タイやメバル、カレイにエイ、サヨリ、カツオ、イカ、タコ、アワビ。まるで水族館の中を
見ているよう。展示された魚たちの絵は、江戸時代に北斎によって描かれたものです。
現在日本は世界屈指の水族館大国であると言われるほど、海にすむ生物を展示した施設や博物館が多く存在しており、神秘的な海の世界へ私たちを連れ て行ってくれます。今日は北斎館も魚たちの楽園に変身し、皆さんを海の世界へお連れしましょう。

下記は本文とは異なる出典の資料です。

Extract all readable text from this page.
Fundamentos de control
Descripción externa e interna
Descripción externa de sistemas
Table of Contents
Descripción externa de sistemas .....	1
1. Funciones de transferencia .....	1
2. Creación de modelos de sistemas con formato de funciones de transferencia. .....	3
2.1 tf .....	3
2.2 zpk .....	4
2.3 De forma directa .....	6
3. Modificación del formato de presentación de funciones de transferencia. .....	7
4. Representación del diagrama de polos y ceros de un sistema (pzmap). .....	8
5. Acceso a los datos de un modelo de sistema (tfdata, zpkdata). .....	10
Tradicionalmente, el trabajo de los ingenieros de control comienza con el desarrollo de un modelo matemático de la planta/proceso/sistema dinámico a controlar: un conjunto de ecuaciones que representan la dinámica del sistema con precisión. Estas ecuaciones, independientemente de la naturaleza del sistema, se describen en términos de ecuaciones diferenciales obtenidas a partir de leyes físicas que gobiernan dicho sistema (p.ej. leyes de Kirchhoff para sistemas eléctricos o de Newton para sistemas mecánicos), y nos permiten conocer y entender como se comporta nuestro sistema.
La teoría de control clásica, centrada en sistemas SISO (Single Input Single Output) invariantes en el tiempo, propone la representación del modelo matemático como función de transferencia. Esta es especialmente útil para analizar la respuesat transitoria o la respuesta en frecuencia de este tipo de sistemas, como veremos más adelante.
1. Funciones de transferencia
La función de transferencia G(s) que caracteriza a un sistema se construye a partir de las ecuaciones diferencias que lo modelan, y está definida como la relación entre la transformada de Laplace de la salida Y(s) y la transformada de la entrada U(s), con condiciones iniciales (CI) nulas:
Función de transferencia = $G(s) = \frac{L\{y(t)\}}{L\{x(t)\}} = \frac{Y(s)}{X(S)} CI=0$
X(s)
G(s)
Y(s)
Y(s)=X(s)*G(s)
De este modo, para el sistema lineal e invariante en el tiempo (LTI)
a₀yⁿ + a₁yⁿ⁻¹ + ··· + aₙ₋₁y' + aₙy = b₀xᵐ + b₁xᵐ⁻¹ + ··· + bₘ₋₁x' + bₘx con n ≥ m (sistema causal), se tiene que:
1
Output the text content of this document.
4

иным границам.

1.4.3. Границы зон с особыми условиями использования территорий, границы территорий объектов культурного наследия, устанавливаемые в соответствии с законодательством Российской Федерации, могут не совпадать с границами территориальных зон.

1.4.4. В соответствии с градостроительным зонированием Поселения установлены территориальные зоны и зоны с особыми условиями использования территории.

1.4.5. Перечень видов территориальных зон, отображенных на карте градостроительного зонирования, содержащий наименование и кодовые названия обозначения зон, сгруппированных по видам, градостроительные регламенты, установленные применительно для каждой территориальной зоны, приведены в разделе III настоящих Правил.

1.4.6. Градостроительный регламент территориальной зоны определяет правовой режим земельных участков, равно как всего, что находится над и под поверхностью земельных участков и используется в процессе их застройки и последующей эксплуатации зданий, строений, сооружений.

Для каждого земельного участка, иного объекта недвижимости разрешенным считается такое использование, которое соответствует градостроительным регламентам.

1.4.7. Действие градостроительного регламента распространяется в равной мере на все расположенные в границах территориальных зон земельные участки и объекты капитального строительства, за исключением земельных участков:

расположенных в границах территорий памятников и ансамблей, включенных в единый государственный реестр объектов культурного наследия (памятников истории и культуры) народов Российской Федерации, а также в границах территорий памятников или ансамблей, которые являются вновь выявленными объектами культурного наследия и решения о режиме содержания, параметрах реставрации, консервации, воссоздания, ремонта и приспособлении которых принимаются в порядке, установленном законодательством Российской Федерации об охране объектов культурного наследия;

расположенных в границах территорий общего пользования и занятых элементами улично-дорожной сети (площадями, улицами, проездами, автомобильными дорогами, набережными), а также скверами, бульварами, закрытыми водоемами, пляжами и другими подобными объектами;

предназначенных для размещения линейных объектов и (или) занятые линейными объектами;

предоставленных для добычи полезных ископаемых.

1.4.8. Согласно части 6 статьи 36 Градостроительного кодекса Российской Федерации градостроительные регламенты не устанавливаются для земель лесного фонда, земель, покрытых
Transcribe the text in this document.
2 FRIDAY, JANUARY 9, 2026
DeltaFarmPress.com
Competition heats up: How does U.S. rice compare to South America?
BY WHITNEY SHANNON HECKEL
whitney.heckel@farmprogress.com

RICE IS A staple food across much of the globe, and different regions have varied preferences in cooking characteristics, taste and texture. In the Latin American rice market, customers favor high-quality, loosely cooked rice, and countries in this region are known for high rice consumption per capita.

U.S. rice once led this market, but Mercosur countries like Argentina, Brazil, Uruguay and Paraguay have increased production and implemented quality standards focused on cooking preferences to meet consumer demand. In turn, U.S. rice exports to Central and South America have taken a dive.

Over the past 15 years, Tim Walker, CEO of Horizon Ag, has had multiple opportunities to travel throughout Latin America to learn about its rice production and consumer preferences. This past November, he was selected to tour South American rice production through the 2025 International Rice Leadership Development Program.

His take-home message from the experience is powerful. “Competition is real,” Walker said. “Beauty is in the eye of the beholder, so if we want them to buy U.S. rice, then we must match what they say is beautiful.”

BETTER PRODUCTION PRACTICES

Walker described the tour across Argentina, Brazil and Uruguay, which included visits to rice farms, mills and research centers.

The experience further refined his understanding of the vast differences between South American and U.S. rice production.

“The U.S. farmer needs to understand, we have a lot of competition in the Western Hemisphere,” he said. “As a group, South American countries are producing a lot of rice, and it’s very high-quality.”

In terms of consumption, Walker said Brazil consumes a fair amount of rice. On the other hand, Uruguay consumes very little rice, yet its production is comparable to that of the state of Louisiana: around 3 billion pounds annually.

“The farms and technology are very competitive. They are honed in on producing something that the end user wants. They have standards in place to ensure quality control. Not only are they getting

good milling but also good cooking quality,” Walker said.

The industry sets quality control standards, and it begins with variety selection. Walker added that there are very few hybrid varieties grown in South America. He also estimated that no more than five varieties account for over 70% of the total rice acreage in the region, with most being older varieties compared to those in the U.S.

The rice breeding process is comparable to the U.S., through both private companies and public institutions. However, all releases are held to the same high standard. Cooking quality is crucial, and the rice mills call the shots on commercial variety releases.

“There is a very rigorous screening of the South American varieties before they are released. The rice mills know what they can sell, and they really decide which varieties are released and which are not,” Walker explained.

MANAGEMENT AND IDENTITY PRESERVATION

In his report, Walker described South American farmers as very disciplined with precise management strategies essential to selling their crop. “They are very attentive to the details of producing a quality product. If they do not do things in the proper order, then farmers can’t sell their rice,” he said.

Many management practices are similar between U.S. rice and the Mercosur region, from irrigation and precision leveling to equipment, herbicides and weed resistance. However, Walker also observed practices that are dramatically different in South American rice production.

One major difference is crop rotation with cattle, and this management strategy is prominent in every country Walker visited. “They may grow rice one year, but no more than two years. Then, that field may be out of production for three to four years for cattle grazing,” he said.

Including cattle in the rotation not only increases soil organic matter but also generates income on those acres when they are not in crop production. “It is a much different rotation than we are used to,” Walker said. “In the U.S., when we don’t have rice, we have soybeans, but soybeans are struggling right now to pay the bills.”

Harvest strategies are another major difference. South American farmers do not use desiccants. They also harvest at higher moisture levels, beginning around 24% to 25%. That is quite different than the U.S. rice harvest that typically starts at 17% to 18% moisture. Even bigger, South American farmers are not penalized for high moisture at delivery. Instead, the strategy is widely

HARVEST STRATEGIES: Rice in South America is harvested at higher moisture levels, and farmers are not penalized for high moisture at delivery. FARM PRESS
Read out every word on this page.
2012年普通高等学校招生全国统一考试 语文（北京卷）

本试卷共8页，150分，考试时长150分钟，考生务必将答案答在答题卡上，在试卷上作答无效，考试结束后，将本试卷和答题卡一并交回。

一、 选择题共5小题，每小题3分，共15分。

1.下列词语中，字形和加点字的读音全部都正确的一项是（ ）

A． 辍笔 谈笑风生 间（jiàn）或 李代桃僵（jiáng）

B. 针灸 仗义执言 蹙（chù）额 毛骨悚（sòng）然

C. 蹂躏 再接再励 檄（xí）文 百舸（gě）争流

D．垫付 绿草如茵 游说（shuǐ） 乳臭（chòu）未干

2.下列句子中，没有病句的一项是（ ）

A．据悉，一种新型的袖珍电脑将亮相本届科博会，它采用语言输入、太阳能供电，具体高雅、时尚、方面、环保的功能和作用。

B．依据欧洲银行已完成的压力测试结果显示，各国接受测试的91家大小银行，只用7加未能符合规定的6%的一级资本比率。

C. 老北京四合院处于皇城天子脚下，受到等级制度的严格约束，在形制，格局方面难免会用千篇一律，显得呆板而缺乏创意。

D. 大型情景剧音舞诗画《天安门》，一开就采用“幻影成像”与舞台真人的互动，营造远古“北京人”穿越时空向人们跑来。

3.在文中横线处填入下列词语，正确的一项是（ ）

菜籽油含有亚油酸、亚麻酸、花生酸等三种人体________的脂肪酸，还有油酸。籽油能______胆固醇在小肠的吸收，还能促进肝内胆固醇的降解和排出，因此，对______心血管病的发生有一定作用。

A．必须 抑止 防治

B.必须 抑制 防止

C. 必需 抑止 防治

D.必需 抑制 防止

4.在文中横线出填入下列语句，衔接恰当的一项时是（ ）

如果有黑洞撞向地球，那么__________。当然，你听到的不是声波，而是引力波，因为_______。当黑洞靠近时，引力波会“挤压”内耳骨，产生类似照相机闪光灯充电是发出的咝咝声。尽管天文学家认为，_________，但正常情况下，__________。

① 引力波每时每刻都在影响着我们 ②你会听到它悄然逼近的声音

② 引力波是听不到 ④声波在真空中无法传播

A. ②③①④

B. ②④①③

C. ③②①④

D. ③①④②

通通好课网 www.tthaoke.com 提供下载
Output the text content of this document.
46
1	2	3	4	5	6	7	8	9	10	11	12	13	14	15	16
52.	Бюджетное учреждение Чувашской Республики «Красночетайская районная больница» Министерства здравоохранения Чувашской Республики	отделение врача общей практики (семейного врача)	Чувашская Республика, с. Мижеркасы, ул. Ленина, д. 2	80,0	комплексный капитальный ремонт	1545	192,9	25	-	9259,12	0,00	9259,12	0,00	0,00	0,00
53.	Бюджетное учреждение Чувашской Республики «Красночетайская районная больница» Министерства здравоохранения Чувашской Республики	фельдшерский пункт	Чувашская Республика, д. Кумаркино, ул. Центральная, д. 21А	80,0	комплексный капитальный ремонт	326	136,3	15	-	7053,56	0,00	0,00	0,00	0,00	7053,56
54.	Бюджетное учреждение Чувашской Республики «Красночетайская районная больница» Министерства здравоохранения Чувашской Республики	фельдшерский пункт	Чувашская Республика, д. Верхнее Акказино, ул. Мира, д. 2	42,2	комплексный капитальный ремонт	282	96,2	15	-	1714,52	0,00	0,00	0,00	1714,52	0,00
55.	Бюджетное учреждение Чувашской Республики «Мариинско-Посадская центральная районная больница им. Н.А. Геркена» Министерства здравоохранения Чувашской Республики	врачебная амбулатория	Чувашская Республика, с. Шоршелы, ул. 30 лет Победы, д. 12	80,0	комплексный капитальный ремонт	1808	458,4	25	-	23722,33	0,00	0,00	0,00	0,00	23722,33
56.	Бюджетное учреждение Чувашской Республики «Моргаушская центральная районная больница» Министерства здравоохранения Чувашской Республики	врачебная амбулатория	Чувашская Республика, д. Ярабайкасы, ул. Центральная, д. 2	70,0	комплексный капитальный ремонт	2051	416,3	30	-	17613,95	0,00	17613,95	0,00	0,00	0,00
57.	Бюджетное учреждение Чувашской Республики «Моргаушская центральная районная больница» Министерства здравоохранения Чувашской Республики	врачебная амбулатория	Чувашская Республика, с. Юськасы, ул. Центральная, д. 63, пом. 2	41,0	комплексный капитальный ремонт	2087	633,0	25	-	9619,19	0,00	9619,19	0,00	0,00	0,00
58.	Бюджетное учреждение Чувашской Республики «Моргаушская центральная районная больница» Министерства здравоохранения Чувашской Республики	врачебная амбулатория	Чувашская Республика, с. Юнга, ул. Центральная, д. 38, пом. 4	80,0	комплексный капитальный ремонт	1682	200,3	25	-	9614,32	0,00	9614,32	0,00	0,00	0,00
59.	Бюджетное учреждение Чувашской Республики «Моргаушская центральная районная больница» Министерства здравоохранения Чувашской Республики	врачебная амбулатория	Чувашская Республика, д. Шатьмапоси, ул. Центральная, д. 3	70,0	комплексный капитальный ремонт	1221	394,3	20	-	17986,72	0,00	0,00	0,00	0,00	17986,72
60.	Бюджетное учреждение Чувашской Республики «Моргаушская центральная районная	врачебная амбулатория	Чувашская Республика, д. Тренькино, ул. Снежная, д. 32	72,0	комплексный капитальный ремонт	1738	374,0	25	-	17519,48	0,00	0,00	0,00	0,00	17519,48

島国である日本は、海やそこにすむ生き 物と密接な関係にあり、沿岸部では古くから様々な魚介類、海洋生物を日々 目にすることができました。 江戸時代には〝 魚の文化 〞が大いに発 展したといわれ 、日本橋などの魚河岸を通し江戸近郊では魚の流通も盛んだったと言います。江戸で花開いた寿司や天ぷらなどの食の分野にも、魚文化は大きく影響していたといえるでしょう。またそれは浮世絵の世界へも広がりを見せ、北斎や広重、国芳といった江戸を代表する浮世絵師たちにより魚や海をテーマにした作品も多く作ら れ人気を博しました。
北斎が手がけた絵手本集やデザイン集にも魚介類、海洋生物をモチーフにしたものが多く見られます。文化 11年(1814)に刊行された『北斎漫画』や『略画早指南』、弘化5年(1848)刊行の『画本彩色通』などの絵手本(絵の教科書)にも、多様な魚介類の絵が収載されています。細部まで描かれた魚の鱗や模様、エビやカニなどの複雑な骨格は、絵を練習するには最適のモチーフであったと考えられます。絵手本ではありますが、そのリアリティある描写やユーモアに溢れた内容から、見て楽しむ図鑑のような存在であったともいえ、人々の好奇心、興味を駆り立てたことでしょう。
この展覧会では、北斎が手がけた絵手本やデザイン集を中心に、魚介類をモチーフにした作品を一挙公開します。北斎の描く神秘的な海の世界へ、さあ参りましょう!